Overall survival in erythrodermic cutaneous T‐cell lymphoma: an analysis of prognostic factors in a cohort of patients with erythrodermic cutaneous T‐cell lymphoma

Background  The most common cutaneous T‐cell lymphomas (CTCLs) are mycosis fungoides and Sézary syndrome. Aim  To determine whether blood stage and other prognostic variables affect overall survival (OS) in CTCL. Methods  We studied retrospectively 1197 CTCL patients seen at the M.D. Anderson Cancer Center since 1987. Results  We identified 124 (10.3%) patients with erythrodermic CTCL (E‐CTCL), 63% of whom had positive gene rearrangements in skin and 19 of whom had no evidence of hematologic involvement. The median age at diagnosis was 63 years (range, 26–90 years); the male to female ratio was 1.3 : 1. OS curves were estimated by the Kaplan–Meier method and compared using log‐rank tests. The median OS in all 124 E‐CTCL patients was 5.1 years (range, 0.4–18.6 years) regardless of the cause of death or blood involvement. Patients were stratified by the H0–H4 staging system with manual or flow cytometric determination of Sézary cell counts (Russell‐Jones R, Whittaker SJ. Sézary syndrome: diagnostic criteria and therapeutic options.

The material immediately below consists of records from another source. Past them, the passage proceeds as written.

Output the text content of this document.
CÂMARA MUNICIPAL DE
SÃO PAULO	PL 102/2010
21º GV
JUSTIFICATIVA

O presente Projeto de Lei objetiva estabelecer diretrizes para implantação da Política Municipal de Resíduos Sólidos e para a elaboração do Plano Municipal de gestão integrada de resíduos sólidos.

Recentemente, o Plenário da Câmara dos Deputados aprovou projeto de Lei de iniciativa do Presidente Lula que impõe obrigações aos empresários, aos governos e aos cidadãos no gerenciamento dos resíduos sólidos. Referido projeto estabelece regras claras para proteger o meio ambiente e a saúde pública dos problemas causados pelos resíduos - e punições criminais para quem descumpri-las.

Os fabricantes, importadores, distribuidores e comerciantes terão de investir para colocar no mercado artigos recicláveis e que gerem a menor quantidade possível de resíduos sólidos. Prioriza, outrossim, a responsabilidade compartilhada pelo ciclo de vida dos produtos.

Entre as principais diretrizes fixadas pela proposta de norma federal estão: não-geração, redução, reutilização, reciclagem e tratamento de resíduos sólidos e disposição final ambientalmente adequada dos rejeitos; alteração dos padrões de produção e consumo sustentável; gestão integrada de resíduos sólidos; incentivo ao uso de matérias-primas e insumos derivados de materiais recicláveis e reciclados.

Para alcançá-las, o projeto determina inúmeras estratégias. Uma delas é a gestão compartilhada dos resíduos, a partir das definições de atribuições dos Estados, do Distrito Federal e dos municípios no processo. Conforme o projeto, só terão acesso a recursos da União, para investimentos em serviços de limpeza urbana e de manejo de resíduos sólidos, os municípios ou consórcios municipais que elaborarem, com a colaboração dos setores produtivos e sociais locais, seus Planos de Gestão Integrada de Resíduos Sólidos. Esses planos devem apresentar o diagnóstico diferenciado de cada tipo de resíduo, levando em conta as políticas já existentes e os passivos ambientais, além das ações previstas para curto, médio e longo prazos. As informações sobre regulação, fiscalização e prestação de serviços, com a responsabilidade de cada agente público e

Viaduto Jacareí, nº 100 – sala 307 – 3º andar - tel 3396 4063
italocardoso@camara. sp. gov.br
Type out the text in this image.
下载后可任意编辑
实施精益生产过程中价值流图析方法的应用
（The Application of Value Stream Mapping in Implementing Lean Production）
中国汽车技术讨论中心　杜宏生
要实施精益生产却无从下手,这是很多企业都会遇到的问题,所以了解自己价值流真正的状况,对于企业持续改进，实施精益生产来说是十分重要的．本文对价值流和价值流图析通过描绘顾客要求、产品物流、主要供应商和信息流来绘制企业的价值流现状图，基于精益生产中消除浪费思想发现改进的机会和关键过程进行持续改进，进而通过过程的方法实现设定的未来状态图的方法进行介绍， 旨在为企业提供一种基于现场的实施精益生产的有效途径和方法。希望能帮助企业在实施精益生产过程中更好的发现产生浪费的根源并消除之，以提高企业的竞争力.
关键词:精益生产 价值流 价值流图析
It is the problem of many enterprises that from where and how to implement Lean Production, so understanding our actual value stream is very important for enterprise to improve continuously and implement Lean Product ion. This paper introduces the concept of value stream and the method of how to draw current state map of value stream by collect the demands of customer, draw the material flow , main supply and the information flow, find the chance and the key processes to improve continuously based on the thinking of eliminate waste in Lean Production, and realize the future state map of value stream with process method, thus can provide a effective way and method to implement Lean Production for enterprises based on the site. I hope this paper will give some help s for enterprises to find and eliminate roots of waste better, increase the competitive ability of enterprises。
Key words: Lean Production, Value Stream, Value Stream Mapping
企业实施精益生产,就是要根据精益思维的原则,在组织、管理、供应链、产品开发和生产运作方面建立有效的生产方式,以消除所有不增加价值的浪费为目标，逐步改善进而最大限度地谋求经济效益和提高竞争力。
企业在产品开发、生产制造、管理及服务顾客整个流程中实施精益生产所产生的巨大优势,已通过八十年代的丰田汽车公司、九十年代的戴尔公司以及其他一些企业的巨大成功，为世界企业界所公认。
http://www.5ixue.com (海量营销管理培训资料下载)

Semin Cutan Med Surg 2000; 19 : 100–108). The median OS was 7.6 years for H0–H2 (< 1000 Sézary cells/L) ( n  = 23), 5.4 years for H3 (≥ 1000 to ≤ 10,000 Sézary cells/L) ( n  = 79), and 2.4 years for H4 (≥ 10,000 Sézary cells/L) ( n  = 22) ( P  = 0.011). Treatment with systemic steroids, age, serum lactate dehydrogenase, and white blood cell count ≥ 20,000 µL were significant prognostic factors, but large cell transformation, T‐cell receptor gene rearrangement, tumor–node–metastasis stage, treatments, and CD4 : CD8 ratio were not. In multivariate analysis, advanced age and elevated lactate dehydrogenase were the strongest predictors of a poor prognosis. Conclusions  Serum LDH and age were the strongest predictive factors for OS in E‐CTCL.